W kilku jeziorach w Irlandii nastąpił rozkwit glonów, a jak mówią specjaliści, mogą one być zagrożeniem dla osób kapiących.
Największa ilość glonów i ich duże skupiska występują obecnie w największych jeziorach Killarney, ale i inne jeziora w hrabstwie Kerry, również prezentują podobną sytuację. To nie wszystko, bo w prawie wszystkich częściach Irlandii zgłasza się miejscowe wykwity glonów w jeziorach i wodach stojących, co wiąże się m.in. z wysokimi temperaturami.
Specjaliści od biologii wodnej zauważają, iż część z glonów może być toksyczna, więc stwarzają zagrożenie dla osób, które będą miały z nimi kontakt.
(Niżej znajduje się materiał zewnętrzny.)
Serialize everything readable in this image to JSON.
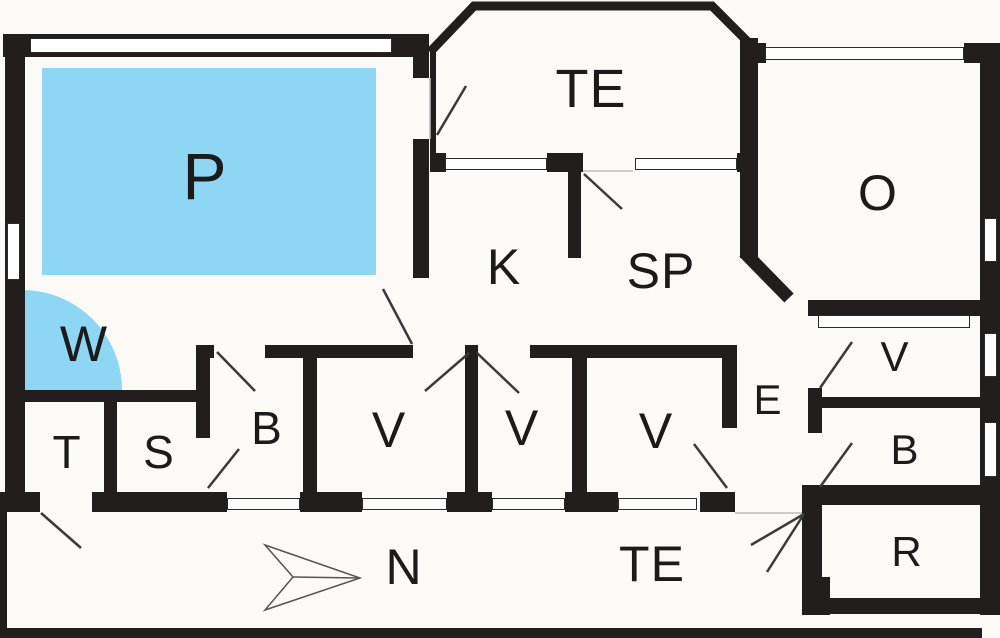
{
  "plan": {
    "canvas": {
      "width": 1000,
      "height": 638
    },
    "colors": {
      "background": "#fbfaf7",
      "wall": "#221e1e",
      "pool_blue": "#8dd6f4",
      "window_fill": "#ffffff",
      "window_border": "#2a2a2a",
      "door_line": "#3a3a3a",
      "threshold_line": "#bdbdbd",
      "arrow_line": "#555555",
      "text": "#1b1b1b"
    },
    "labels": [
      {
        "id": "p",
        "text": "P",
        "x": 205,
        "y": 176,
        "size": 66
      },
      {
        "id": "te-top",
        "text": "TE",
        "x": 591,
        "y": 89,
        "size": 54
      },
      {
        "id": "o",
        "text": "O",
        "x": 878,
        "y": 193,
        "size": 50
      },
      {
        "id": "k",
        "text": "K",
        "x": 504,
        "y": 267,
        "size": 50
      },
      {
        "id": "sp",
        "text": "SP",
        "x": 661,
        "y": 271,
        "size": 50
      },
      {
        "id": "w",
        "text": "W",
        "x": 84,
        "y": 344,
        "size": 50
      },
      {
        "id": "t",
        "text": "T",
        "x": 67,
        "y": 452,
        "size": 46
      },
      {
        "id": "s",
        "text": "S",
        "x": 159,
        "y": 452,
        "size": 46
      },
      {
        "id": "b-left",
        "text": "B",
        "x": 267,
        "y": 428,
        "size": 46
      },
      {
        "id": "v1",
        "text": "V",
        "x": 389,
        "y": 430,
        "size": 50
      },
      {
        "id": "v2",
        "text": "V",
        "x": 522,
        "y": 428,
        "size": 50
      },
      {
        "id": "v3",
        "text": "V",
        "x": 656,
        "y": 431,
        "size": 50
      },
      {
        "id": "e",
        "text": "E",
        "x": 768,
        "y": 400,
        "size": 42
      },
      {
        "id": "v-right",
        "text": "V",
        "x": 895,
        "y": 357,
        "size": 42
      },
      {
        "id": "b-right",
        "text": "B",
        "x": 905,
        "y": 450,
        "size": 42
      },
      {
        "id": "r",
        "text": "R",
        "x": 907,
        "y": 552,
        "size": 42
      },
      {
        "id": "te-bottom",
        "text": "TE",
        "x": 652,
        "y": 564,
        "size": 50
      },
      {
        "id": "n",
        "text": "N",
        "x": 404,
        "y": 567,
        "size": 50
      }
    ],
    "walls": [
      {
        "x": 3,
        "y": 34,
        "w": 425,
        "h": 23
      },
      {
        "x": 5,
        "y": 34,
        "w": 20,
        "h": 458
      },
      {
        "x": 5,
        "y": 390,
        "w": 205,
        "h": 12
      },
      {
        "x": 413,
        "y": 34,
        "w": 16,
        "h": 44
      },
      {
        "x": 413,
        "y": 139,
        "w": 16,
        "h": 139
      },
      {
        "x": 198,
        "y": 345,
        "w": 16,
        "h": 13
      },
      {
        "x": 265,
        "y": 345,
        "w": 148,
        "h": 13
      },
      {
        "x": 530,
        "y": 345,
        "w": 207,
        "h": 13
      },
      {
        "x": 465,
        "y": 345,
        "w": 13,
        "h": 152
      },
      {
        "x": 196,
        "y": 345,
        "w": 14,
        "h": 93
      },
      {
        "x": 104,
        "y": 400,
        "w": 13,
        "h": 93
      },
      {
        "x": 303,
        "y": 345,
        "w": 14,
        "h": 150
      },
      {
        "x": 572,
        "y": 345,
        "w": 15,
        "h": 150
      },
      {
        "x": 722,
        "y": 345,
        "w": 15,
        "h": 83
      },
      {
        "x": 0,
        "y": 492,
        "w": 40,
        "h": 20
      },
      {
        "x": 92,
        "y": 492,
        "w": 135,
        "h": 20
      },
      {
        "x": 300,
        "y": 492,
        "w": 62,
        "h": 20
      },
      {
        "x": 447,
        "y": 492,
        "w": 45,
        "h": 20
      },
      {
        "x": 565,
        "y": 492,
        "w": 53,
        "h": 20
      },
      {
        "x": 700,
        "y": 492,
        "w": 35,
        "h": 20
      },
      {
        "x": 430,
        "y": 153,
        "w": 16,
        "h": 19
      },
      {
        "x": 547,
        "y": 153,
        "w": 36,
        "h": 19
      },
      {
        "x": 737,
        "y": 153,
        "w": 20,
        "h": 19
      },
      {
        "x": 568,
        "y": 172,
        "w": 13,
        "h": 86
      },
      {
        "x": 430,
        "y": 47,
        "w": 6,
        "h": 107
      },
      {
        "x": 740,
        "y": 38,
        "w": 18,
        "h": 220
      },
      {
        "x": 740,
        "y": 43,
        "w": 26,
        "h": 20
      },
      {
        "x": 964,
        "y": 43,
        "w": 36,
        "h": 20
      },
      {
        "x": 980,
        "y": 43,
        "w": 20,
        "h": 572
      },
      {
        "x": 808,
        "y": 300,
        "w": 192,
        "h": 16
      },
      {
        "x": 808,
        "y": 388,
        "w": 14,
        "h": 45
      },
      {
        "x": 808,
        "y": 397,
        "w": 192,
        "h": 11
      },
      {
        "x": 802,
        "y": 485,
        "w": 198,
        "h": 20
      },
      {
        "x": 802,
        "y": 485,
        "w": 20,
        "h": 92
      },
      {
        "x": 802,
        "y": 577,
        "w": 28,
        "h": 38
      },
      {
        "x": 815,
        "y": 598,
        "w": 165,
        "h": 16
      },
      {
        "x": 0,
        "y": 492,
        "w": 7,
        "h": 146
      },
      {
        "x": 0,
        "y": 628,
        "w": 982,
        "h": 10
      }
    ],
    "windows": [
      {
        "x": 30,
        "y": 38,
        "w": 362,
        "h": 15
      },
      {
        "x": 7,
        "y": 223,
        "w": 13,
        "h": 57
      },
      {
        "x": 445,
        "y": 158,
        "w": 102,
        "h": 12
      },
      {
        "x": 635,
        "y": 158,
        "w": 102,
        "h": 12
      },
      {
        "x": 765,
        "y": 47,
        "w": 199,
        "h": 13
      },
      {
        "x": 984,
        "y": 218,
        "w": 13,
        "h": 44
      },
      {
        "x": 984,
        "y": 333,
        "w": 13,
        "h": 44
      },
      {
        "x": 984,
        "y": 422,
        "w": 13,
        "h": 55
      },
      {
        "x": 818,
        "y": 315,
        "w": 152,
        "h": 13
      },
      {
        "x": 227,
        "y": 498,
        "w": 73,
        "h": 12
      },
      {
        "x": 362,
        "y": 498,
        "w": 85,
        "h": 12
      },
      {
        "x": 492,
        "y": 498,
        "w": 73,
        "h": 12
      },
      {
        "x": 618,
        "y": 498,
        "w": 79,
        "h": 12
      }
    ],
    "doors": [
      {
        "x1": 437,
        "y1": 135,
        "x2": 466,
        "y2": 86
      },
      {
        "x1": 584,
        "y1": 174,
        "x2": 622,
        "y2": 209
      },
      {
        "x1": 412,
        "y1": 344,
        "x2": 383,
        "y2": 289
      },
      {
        "x1": 217,
        "y1": 352,
        "x2": 255,
        "y2": 391
      },
      {
        "x1": 208,
        "y1": 488,
        "x2": 239,
        "y2": 449
      },
      {
        "x1": 469,
        "y1": 353,
        "x2": 425,
        "y2": 391
      },
      {
        "x1": 477,
        "y1": 353,
        "x2": 519,
        "y2": 393
      },
      {
        "x1": 727,
        "y1": 488,
        "x2": 694,
        "y2": 444
      },
      {
        "x1": 820,
        "y1": 388,
        "x2": 852,
        "y2": 342
      },
      {
        "x1": 820,
        "y1": 487,
        "x2": 852,
        "y2": 443
      },
      {
        "x1": 41,
        "y1": 513,
        "x2": 81,
        "y2": 548
      },
      {
        "x1": 804,
        "y1": 514,
        "x2": 751,
        "y2": 545
      },
      {
        "x1": 804,
        "y1": 514,
        "x2": 767,
        "y2": 572
      }
    ],
    "thresholds": [
      {
        "x1": 583,
        "y1": 171,
        "x2": 633,
        "y2": 171
      },
      {
        "x1": 735,
        "y1": 513,
        "x2": 802,
        "y2": 513
      },
      {
        "x1": 430,
        "y1": 78,
        "x2": 430,
        "y2": 139
      }
    ],
    "pool": {
      "x": 42,
      "y": 68,
      "w": 334,
      "h": 207
    },
    "whirlpool_corner": {
      "x": 22,
      "y": 290,
      "r": 100
    },
    "bay_outline": {
      "points": "430,52 474,6 712,6 754,48",
      "stroke_width": 9
    },
    "chimney": {
      "x1": 744,
      "y1": 252,
      "x2": 789,
      "y2": 298,
      "stroke_width": 13
    },
    "north_arrow": {
      "polygon": "265,545 360,578 265,610 293,577",
      "midline": {
        "x1": 293,
        "y1": 577,
        "x2": 360,
        "y2": 578
      }
    }
  }
}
Dodatkowo specjaliści dodają, że wykwity glonów mogą mieć kolejną przyczynę, a tą są fosforany, które w nadmiarze stosuje się w rolnictwie, ale też inne nawozy pochodzące z gospodarstw rolnych, w uprawach leśnych i z przeciekających szamb, które wodami gruntowymi przedostają się do cieków wodnych, a następnie do rzek i jezior.
Nie ma natomiast zagrożenia dla ujęć wodnych, które dostarczają wodę do naszych domów, gdyż w procesie oczyszczania, woda pozbawiana jest praktycznie wszystkich zanieczyszczeń biologicznych.
Niektóre z Rad Hrabstw mówią też, że i nadmorskie plaże w ich okolicach zaczynają być niebezpieczne, bo woda z rzek i jezior, która wpływa do morza, zawiera duże ilości nawozów sztucznych oraz zanieczyszczeń, co wpływa na dobre warunki rozwoju flory morskiej.
Władze terenów nadmorskich apelują, aby respektować zakazy kąpieli, jeżeli takie są wprowadzane, co z całą pewnością chronić będzie przez skutkami kontaktu z algami i glonami, a te mogą wytwarzać substancje groźne dla człowieka i zwierząt domowych.